Мы с Джимми собирались навестить евойного дедулю. Он написал, что изобретение готово и хочет нам его показать.

– Твоя увольнительная отменяется! – рявкнул полковник.— С кем ты встречался в лесу?

– Ни с кем, – ответил я. – Сэр, я обещался Джимми, что с ним пойду, а ма всегда мне говорила, что слово свое нужно держать.

– На гауптвахту! – выкрикнул полковник ужасно громко, и меня увел дежурный офицер.

На душе у меня было противно-противно. А потом я узнал, что Джимми уже ушел, попросив мне передать, чтоб я догонял его. Наверное, он не знал, что меня посадили на гауптвахту.

Сколько ни ломал я голову, так и не понял, чего я такого натворил. А Джимми-то я обещался… И вот, когда стемнело, я вылез через окно, немного раздвинув железные прутья и ободрав о них плечи. В этот момент как раз из-за холма встала луна, ну, караульный меня и заметил. Это был тот самый парень, который приставал к Джимми, вот он и бросился на меня. Я вовсе не хотел его трогать, думал, что он сразу отскочит, когда увидит мой кулак. В общем, кончилось все тем, что он остался лежать, тихонько так постанывая, а я решил, что бросать его на голой земле нельзя, потому как было довольно холодно.

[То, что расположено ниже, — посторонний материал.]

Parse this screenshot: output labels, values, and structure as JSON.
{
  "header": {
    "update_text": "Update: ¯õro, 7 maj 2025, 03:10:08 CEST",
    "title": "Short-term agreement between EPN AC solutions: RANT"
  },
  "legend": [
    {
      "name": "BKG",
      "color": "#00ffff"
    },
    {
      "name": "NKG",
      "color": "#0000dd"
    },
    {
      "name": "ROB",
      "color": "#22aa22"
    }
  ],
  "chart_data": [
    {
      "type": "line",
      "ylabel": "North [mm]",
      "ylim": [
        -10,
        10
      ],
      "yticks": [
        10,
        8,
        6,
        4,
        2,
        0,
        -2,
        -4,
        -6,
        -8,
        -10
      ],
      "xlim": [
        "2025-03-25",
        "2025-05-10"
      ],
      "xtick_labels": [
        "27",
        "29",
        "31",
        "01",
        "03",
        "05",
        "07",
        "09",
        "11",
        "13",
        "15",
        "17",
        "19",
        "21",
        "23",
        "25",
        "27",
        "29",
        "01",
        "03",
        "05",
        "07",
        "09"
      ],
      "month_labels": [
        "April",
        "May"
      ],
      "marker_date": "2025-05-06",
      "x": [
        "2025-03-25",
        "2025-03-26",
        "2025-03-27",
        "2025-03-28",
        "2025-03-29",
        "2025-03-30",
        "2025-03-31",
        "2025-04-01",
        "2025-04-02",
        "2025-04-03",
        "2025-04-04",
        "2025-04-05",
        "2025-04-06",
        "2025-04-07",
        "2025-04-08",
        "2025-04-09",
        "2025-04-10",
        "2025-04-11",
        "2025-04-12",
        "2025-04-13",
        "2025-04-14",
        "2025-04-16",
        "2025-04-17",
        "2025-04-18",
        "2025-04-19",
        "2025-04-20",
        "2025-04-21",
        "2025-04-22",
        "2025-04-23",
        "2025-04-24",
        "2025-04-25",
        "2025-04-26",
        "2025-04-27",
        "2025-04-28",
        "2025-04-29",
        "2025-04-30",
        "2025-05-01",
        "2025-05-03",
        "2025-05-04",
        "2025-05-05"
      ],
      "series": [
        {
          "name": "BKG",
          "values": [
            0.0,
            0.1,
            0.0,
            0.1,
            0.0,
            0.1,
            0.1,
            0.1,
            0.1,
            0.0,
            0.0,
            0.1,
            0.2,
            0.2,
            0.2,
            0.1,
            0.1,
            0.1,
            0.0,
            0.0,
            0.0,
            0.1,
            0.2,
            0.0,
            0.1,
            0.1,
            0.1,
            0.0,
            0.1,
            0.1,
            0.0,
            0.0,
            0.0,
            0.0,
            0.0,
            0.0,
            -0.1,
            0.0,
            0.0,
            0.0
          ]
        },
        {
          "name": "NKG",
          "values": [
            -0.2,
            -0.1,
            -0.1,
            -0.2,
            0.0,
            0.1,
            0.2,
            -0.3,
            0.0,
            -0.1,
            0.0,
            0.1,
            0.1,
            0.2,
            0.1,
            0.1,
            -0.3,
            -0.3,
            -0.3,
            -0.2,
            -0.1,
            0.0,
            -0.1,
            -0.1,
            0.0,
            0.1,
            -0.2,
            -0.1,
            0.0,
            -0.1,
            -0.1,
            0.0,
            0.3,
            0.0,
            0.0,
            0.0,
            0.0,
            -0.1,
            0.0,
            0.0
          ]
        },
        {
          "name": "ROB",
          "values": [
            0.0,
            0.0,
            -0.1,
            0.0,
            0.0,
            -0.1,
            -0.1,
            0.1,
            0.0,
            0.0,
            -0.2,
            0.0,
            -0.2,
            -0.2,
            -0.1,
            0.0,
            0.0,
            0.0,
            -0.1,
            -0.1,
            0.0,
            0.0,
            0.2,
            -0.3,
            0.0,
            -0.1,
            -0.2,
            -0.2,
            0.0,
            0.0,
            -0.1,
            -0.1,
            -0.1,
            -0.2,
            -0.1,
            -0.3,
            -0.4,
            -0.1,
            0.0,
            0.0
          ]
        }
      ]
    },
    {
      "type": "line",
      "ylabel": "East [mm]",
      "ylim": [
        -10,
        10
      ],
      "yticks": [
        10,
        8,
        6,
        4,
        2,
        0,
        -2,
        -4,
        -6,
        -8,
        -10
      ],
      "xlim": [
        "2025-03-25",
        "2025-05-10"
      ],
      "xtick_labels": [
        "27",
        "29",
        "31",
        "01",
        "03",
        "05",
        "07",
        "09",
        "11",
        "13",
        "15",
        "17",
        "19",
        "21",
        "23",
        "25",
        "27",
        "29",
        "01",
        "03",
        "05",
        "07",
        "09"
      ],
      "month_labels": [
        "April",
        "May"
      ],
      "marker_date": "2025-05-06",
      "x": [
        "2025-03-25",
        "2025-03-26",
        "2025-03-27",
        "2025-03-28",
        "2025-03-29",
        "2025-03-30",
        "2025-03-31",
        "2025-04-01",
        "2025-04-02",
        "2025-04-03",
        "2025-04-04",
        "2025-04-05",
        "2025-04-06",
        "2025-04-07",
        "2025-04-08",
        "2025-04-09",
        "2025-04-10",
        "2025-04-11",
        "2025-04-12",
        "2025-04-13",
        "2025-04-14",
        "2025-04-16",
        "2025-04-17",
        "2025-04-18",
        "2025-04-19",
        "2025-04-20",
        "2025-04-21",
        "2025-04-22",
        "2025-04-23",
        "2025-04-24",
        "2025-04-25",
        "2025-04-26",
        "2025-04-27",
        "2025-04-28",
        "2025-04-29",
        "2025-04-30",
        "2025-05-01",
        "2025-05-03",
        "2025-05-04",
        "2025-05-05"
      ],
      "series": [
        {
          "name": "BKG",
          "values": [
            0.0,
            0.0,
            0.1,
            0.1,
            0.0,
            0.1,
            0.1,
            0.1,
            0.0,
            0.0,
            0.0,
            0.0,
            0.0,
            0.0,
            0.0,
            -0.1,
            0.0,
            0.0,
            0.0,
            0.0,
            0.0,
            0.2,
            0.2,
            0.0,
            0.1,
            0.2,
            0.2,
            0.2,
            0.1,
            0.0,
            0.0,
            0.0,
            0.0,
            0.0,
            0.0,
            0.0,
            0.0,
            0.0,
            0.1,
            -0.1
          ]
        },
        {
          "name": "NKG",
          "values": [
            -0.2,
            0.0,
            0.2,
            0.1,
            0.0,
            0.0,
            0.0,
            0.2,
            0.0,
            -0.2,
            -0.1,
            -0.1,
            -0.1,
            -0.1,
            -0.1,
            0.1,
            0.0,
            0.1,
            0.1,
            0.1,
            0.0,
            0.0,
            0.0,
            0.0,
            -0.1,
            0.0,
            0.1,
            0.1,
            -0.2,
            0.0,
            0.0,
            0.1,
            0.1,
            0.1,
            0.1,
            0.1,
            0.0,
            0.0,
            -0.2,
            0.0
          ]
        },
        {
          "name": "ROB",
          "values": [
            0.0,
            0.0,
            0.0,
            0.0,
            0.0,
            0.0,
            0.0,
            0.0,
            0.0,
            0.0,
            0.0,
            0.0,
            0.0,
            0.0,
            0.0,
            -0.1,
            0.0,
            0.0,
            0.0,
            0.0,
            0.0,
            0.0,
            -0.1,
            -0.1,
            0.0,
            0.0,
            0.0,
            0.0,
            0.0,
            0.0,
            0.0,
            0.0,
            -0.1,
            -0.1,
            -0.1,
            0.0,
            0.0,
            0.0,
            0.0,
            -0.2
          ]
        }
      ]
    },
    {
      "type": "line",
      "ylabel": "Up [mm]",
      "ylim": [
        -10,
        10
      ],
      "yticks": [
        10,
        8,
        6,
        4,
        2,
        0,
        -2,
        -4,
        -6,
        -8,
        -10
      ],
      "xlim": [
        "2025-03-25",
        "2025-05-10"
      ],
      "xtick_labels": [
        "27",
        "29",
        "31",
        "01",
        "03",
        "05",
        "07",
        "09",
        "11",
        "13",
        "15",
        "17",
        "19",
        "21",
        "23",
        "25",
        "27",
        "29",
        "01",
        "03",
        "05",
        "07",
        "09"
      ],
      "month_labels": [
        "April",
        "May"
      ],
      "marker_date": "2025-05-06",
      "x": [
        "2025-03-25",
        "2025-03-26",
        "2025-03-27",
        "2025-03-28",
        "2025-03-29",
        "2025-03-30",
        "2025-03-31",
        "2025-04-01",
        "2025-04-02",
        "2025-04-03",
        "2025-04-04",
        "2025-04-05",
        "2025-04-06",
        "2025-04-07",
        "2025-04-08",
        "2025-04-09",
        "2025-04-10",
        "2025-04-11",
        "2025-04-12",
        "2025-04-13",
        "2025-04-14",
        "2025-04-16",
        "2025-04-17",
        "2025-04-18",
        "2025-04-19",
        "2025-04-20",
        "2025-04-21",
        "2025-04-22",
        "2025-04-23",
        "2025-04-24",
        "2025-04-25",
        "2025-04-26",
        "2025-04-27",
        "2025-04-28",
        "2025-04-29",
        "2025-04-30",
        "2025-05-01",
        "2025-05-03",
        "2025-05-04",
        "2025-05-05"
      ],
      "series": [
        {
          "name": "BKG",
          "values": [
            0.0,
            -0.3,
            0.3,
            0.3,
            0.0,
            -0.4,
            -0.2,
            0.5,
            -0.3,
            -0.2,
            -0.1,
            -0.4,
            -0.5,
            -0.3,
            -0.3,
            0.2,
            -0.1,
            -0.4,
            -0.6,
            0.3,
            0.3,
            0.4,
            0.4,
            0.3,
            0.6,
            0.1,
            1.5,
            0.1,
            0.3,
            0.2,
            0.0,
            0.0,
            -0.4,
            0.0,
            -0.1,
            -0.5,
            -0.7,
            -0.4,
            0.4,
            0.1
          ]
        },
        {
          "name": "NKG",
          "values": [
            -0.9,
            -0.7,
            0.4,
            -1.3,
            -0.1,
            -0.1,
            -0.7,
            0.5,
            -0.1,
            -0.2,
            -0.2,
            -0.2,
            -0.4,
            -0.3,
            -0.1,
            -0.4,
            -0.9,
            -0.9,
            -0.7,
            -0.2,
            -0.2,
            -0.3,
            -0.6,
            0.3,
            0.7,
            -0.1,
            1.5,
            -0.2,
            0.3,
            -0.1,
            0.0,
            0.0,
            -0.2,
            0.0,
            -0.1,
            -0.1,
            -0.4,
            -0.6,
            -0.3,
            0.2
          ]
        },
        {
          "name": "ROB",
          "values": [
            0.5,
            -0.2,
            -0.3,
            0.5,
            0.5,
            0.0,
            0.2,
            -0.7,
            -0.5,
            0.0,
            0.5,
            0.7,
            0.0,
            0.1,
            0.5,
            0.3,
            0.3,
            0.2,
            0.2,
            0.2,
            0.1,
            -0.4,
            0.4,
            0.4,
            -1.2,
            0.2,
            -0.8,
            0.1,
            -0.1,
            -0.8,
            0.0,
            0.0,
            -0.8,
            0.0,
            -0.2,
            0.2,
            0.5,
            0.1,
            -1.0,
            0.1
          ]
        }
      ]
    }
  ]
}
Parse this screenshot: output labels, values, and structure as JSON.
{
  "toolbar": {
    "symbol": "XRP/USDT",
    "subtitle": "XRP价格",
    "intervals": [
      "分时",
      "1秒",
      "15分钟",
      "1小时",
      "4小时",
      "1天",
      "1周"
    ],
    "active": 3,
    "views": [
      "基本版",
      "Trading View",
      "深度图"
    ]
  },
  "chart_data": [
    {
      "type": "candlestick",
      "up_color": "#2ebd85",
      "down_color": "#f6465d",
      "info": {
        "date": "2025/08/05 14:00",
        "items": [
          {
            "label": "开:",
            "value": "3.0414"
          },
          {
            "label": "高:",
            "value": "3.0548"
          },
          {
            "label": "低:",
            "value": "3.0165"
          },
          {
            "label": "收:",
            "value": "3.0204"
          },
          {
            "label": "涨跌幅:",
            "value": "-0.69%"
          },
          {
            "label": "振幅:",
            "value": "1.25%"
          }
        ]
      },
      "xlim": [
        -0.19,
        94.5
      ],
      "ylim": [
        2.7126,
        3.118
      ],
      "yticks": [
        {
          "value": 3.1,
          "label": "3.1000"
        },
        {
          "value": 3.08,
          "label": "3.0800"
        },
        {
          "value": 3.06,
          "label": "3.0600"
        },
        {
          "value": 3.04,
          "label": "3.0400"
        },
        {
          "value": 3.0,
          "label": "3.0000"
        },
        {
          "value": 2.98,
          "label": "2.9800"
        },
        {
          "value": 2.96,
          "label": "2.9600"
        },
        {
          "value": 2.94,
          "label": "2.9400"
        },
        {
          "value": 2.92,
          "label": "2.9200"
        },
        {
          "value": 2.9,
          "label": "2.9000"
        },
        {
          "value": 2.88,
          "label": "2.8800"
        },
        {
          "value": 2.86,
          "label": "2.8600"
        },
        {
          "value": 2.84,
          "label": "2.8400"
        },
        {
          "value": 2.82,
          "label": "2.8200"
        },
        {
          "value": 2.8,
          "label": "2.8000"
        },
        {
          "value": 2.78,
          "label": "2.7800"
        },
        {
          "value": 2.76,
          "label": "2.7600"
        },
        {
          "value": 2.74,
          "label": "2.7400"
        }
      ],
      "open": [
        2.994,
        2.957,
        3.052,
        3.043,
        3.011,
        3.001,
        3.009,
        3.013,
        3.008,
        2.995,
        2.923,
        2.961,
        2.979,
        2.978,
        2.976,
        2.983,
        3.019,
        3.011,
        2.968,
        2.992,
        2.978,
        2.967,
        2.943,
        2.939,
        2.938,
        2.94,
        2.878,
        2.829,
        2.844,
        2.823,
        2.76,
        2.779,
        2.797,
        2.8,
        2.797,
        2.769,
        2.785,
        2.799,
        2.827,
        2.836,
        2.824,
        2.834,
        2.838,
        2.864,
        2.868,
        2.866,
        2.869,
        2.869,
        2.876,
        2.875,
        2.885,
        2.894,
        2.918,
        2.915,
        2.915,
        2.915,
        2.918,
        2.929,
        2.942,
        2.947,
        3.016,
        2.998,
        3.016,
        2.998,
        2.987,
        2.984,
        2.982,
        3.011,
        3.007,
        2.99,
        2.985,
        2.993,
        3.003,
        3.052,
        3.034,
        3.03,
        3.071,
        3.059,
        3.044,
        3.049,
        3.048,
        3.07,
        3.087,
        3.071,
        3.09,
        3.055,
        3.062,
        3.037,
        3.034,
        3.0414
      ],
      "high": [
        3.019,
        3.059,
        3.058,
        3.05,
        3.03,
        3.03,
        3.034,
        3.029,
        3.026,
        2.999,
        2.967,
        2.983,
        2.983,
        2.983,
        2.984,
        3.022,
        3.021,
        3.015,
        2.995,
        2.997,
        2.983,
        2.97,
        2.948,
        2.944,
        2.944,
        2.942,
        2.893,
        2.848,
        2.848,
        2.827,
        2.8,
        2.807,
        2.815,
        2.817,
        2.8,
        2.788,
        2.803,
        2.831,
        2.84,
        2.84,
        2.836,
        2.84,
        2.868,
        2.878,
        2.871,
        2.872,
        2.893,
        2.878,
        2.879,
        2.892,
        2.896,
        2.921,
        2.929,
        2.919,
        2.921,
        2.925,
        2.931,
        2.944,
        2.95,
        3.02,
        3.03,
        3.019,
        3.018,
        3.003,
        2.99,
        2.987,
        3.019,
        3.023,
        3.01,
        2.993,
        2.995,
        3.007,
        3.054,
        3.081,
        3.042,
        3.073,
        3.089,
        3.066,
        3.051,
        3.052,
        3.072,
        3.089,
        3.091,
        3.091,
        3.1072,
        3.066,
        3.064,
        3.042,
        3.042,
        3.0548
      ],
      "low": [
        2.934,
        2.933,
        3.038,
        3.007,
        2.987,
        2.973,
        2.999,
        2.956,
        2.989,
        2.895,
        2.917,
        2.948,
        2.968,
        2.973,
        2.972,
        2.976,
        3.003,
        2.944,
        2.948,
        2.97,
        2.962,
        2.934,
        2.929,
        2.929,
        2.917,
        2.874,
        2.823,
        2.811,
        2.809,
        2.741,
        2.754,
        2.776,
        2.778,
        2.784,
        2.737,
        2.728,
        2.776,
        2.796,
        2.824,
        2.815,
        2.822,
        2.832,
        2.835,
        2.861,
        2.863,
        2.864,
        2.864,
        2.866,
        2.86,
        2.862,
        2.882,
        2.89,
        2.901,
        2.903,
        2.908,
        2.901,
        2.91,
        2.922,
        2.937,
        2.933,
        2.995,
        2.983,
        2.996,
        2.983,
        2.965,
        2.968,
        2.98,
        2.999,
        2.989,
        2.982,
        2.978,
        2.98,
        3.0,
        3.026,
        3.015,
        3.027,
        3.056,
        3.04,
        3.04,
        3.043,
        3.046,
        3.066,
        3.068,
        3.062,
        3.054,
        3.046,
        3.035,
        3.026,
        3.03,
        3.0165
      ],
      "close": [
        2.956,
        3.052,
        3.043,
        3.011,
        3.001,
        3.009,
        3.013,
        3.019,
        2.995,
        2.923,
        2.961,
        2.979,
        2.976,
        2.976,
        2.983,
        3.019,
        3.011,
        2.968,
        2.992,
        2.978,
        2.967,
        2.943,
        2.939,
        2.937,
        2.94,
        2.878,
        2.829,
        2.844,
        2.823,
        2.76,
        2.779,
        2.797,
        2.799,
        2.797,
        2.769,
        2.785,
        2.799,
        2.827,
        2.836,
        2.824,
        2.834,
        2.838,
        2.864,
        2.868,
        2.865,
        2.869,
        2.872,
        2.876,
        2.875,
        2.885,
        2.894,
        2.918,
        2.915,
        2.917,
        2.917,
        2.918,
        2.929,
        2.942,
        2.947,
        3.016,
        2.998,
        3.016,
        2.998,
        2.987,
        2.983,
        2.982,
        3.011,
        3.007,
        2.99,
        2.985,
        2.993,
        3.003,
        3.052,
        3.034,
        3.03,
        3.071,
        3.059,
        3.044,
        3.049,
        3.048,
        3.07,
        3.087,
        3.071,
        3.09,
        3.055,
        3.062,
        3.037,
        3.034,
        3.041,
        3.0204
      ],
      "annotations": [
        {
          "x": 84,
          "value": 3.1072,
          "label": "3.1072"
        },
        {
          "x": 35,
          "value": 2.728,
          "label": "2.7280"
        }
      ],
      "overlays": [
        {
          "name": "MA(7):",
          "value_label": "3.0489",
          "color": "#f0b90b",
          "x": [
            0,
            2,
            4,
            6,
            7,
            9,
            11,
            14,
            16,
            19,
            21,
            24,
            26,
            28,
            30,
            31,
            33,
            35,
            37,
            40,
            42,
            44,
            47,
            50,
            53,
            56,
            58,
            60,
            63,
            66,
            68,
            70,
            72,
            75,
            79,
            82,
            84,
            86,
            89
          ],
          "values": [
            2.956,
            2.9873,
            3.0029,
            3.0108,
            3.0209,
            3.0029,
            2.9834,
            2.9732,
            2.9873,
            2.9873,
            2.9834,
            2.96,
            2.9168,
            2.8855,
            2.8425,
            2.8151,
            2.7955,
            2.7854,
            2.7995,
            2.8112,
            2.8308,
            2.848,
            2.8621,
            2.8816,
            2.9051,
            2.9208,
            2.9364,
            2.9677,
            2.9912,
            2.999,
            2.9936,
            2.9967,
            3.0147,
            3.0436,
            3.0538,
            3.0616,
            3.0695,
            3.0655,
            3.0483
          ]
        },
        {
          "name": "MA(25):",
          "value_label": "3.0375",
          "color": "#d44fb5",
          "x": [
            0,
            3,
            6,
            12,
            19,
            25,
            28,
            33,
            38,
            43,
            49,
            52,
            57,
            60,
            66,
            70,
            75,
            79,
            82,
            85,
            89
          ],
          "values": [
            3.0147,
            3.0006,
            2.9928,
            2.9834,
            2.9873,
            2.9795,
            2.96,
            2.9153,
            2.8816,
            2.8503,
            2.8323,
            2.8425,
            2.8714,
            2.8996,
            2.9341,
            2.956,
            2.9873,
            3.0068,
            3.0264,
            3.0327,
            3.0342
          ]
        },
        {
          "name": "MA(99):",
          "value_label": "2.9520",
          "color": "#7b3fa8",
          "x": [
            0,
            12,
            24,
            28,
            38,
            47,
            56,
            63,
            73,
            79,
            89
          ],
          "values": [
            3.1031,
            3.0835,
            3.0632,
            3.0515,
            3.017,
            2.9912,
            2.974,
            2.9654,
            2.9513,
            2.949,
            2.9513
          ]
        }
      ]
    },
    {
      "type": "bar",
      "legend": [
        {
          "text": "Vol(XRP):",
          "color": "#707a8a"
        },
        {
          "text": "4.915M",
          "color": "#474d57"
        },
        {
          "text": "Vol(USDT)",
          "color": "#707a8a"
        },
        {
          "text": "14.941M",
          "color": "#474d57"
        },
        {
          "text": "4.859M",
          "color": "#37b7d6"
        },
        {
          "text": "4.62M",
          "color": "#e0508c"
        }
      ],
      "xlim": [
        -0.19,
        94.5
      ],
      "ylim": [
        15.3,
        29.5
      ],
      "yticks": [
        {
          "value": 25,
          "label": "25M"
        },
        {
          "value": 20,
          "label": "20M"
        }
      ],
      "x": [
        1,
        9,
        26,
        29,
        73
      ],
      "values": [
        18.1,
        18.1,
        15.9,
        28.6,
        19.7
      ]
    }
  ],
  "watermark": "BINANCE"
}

В общем, затащил я его в свою камеру, из которой только что выбрался, и уложил там поудобнее. Потом вынул у него изо рта выбитый зуб, чтоб он его ненароком не проглотил, и ушел. Пробираться мимо часовых было опасно, но я проскочил, даже прихватил по дороге кувшин с ку-курузовкой, а потом направился прямиком к дороге.